The message is that the cheap gas that has been around for a while isn’t going to stay forever, she said. After several years of benchmarking producer costs, Foss said BEG has come up with an all-in, full-cost average of $6/Mcf, which includes a 10% return, admittedly lower than many producers would like.

Much of the gas being produced in the Lower 48 today is associated with liquids and supported by the higher prices they still garner, Foss said. Associated gas accounts for somewhere between about 35% and 40% of gas being produced today. If liquids prices fall, then “something needs to happen on the methane side” to keep the gas coming, she said. “We need a $6 gas price target at some point to sustain the interest of the industry in drilling.”

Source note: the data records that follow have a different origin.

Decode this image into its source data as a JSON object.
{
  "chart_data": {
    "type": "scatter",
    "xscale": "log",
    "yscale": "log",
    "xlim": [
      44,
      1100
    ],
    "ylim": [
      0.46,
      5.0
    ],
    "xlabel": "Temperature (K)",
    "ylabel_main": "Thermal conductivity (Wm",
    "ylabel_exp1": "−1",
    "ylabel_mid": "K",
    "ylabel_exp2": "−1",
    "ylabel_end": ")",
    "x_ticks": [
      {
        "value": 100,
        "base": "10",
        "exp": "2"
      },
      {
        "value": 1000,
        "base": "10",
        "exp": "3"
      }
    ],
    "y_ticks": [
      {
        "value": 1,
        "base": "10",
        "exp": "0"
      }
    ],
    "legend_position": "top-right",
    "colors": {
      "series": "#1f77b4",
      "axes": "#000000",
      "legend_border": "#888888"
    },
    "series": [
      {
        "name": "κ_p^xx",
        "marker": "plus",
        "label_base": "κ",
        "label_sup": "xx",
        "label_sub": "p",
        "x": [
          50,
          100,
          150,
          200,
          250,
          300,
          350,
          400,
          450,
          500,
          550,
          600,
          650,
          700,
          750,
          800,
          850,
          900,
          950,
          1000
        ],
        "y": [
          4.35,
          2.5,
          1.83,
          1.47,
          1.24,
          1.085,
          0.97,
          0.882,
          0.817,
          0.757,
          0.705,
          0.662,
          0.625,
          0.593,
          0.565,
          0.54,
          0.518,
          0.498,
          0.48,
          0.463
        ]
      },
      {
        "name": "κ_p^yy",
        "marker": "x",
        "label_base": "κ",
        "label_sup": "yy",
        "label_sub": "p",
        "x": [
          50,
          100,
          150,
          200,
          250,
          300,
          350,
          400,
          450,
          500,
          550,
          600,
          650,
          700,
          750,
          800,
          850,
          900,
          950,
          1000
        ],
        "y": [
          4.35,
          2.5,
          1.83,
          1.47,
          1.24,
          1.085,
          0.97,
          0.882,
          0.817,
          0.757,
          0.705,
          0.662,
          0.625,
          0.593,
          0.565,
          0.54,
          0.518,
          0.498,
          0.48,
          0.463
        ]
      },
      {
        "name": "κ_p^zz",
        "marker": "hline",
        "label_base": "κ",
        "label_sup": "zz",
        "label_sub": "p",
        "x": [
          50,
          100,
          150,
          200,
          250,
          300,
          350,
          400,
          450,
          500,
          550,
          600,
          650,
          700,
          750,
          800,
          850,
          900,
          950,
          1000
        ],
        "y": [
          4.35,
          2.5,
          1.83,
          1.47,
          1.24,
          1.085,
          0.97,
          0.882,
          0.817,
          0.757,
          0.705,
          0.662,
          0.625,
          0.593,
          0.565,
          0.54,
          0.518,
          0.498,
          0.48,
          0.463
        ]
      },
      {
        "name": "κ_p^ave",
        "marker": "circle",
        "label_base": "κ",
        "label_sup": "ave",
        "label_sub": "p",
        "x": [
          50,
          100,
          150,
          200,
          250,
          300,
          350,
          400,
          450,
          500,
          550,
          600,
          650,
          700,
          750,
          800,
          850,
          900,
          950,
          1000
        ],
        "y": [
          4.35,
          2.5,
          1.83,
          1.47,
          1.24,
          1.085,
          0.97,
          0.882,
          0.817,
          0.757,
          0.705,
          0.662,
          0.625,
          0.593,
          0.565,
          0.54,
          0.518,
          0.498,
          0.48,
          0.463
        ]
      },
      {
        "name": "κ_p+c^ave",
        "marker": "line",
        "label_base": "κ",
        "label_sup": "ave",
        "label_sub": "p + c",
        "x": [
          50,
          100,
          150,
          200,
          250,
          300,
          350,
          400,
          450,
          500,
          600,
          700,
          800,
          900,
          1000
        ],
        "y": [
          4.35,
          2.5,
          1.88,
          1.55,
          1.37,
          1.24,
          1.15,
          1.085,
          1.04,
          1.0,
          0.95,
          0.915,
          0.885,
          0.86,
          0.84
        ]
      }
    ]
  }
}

The cost side argues for higher gas prices; so does demand. “Demand buildout is real,” Foss said, citing growth in petrochemical and industrial end-users on the Gulf Coast and expansion of natural gas-fueled power generation, which started at the beginning of the shale boom and continues unabated.

BEG has tallied up about 28 Tcf of annual U.S. gas consumption by 2020 based on commitments in the industrial and power sectors, Foss said. That’s 2 Tcf above what EIA is forecasting. BEG has been modeling power dispatch for about two years and currently projects 11 Tcf of annual demand from power generators by 2020. “…[T]here doesn’t see to be anything to stop it. We seem to be doing a very good job of putting our coal industry out of business. I suspect we’ll probably regret that at some point down the road.”

Foss acknowledged being more bullish on power demand than many in the power industry who are puzzling over how much organic growth can be achieved with the last recession not such a distant memory. “We think that there’s too much doom and gloom in the power industry,” she said. “It doesn’t take time; it doesn’t take anything really…to reach limits on reserve margins…”

Then there are natural gas exports, the other kind, via pipeline, which are substantial and growing long before the first tanker of domestically sourced LNG has left port. “Currently, the United States makes up about 20% of the total gas supply in Canada,” Foss said. “We also make up about 20% of total gas consumption in Mexico. And both of those things are going to grow. Mexico will easily double. The Canadians really don’t have many good options for trying to move British Columbia gas east over the Rockies; it’s a big problem.”

In the end, there’s plenty of shale gas in the Lower 48; it’s all over the map. What’s not on the map are the supply expectations of domestic consumers and the dollars that producers need to keep drilling and producing.

“It’s all about the economics of being able to sustain drilling and sustain production in these plays and the price signals that producers get,” Foss said. “The demand response has been powerful. It’s real.”